Editor's note: This story was originally published March 4, 2005.
You go to the Arctic Roadrunner because it serves one of the best cheeseburgers in town.
You don't expect the dash of morality or the heaping helping of history. But like the solitary pickle that rests atop the bun of every Arctic Roadrunner burger, the unexpected side dishes distinguish the place from the rest of the city's burger joints.
The cheeseburgers date back more than 40 years, back to when Dick Sanchis bought an 8-by-30-foot trailer for $75 and took it to the 1964 Alaska State Fair.

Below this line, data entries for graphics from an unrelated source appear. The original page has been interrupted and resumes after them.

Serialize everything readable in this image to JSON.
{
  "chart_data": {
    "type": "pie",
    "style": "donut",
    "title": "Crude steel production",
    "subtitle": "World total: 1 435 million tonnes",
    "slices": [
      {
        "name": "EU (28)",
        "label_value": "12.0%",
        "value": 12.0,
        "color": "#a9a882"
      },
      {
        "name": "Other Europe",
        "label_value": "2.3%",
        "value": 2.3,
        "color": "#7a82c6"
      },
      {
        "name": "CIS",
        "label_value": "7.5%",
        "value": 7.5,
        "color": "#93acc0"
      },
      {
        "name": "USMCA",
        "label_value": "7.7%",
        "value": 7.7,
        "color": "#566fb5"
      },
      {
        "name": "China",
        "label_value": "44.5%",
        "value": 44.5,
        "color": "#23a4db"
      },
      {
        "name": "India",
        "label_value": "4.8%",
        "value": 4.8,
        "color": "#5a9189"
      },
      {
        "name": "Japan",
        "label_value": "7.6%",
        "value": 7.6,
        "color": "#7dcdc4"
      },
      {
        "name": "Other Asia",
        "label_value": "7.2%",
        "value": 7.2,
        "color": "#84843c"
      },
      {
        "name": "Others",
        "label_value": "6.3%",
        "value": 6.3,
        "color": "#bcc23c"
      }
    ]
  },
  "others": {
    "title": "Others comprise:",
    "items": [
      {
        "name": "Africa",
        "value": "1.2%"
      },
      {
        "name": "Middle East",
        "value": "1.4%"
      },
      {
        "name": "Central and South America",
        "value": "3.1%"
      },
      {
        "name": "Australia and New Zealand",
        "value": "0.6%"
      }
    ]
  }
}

He sold cheeseburgers for 59 cents (85 cents with fries and a Coke), hot dogs for 49 cents and hot tamales for 25 cents.
The simple red crosses that hang at each of today's locations, and the large, framed signs that spread the gospel according to Sanchis, came in the early '70s.
And the photo gallery — a larger-than-life scrapbook of Alaskans famous and not-so-famous — came a couple decades later.
Sanchis, 66, didn't set out to become a grill-cook-turned-philosopher-turned-historian. Things just sort of happened, beginning with his decision as a young man to be his own boss. His desire for independence goes back to when he was living in Chicago and met an attractive brunette one day at Lake Michigan. They didn't exchange names, but when she told him she usually came to the lake on Thursday afternoons, Sanchis figured they had an unofficial date.
When he asked his boss if he could have the next Thursday afternoon off, his boss told him sure. "But don't bother coming back."
Sanchis still thinks about the missed tryst. More than that, he remembers how lousy it was to work for an inflexible boss. That's why he tells his managers that if he catches them working 60-hour weeks, he will fire them.
Remnants of a street-tough Chicago accent remain when Sanchis shares opinions and philosophies, something he does with little coaxing. He likes to talk with pen and paper, writing down key words and underlining them. He doesn't go more than a few sentences without a "Lemme tell ya what I mean" or a "Ya know what I'm talkin' about?" A conversation with him can easily last half a day.
Even if you don't know him to talk to him, you learn something about Sanchis simply by going to one of his restaurants. Before customers ever see the menu, they see this sign outside the door:
"Our personal and business policies … Sincerity. Honesty. Equality. Justice. Perfect — NO. Conscientious — YES. We believe in this. For no man will we ever change."
A flag-waver long before 9/11, Sanchis came to Alaska with the Army in 1962. He's a love-it-or-leave-it patriot who remembers growing up in Chicago during World War II when trains filled with troops stopped in the city and bombers headed to Europe flew overhead. At the Old Seward Highway store, there's a copy of the Bill of Rights and framed quotations from Abraham Lincoln. At the Arctic Boulevard store, there's an essay about what it means to be an American.
Inside both stores hang a wooden cross. Near the cross hangs a plaque: "Let there be peace on earth, and let it begin with me."
Friends tried to dissuade Sanchis from displaying such personal beliefs so publicly. "You might offend someone, " they told him.
Sanchis did it anyway. "I wanted to let people know my position without being a Bible-thumping guy, " he said.
If anyone's been offended, it doesn't show. The restaurants are busy, the customers are loyal, and Sanchis figures he's sold close to a million burgers over the years — even though he always closes on Sundays and most holidays.
The most loyal of the customers — 900 and counting — are enshrined in a photo gallery at the Old Seward Highway store. The chief requirement for inclusion is that you've been a customer for at least 20 years.
There's a picture of James McCarry, the last territorial judge to serve the Anchorage area, and another of Herb Hilscher, who helped draft the Alaska Constitution. There's one of Dick and Carol Benjamin, who started Abbott Loop Community Church, and one of Mark Schlereth, the three-time Super Bowl winner.
"I know all these people, " said Sanchis, who's been a pallbearer for more than one member of the gallery. "Some of them I talked to five or 10 times, others two- or three-hundred times.
"There's so much history in this place. It's amazing."
Even more amazing? It all comes with fries.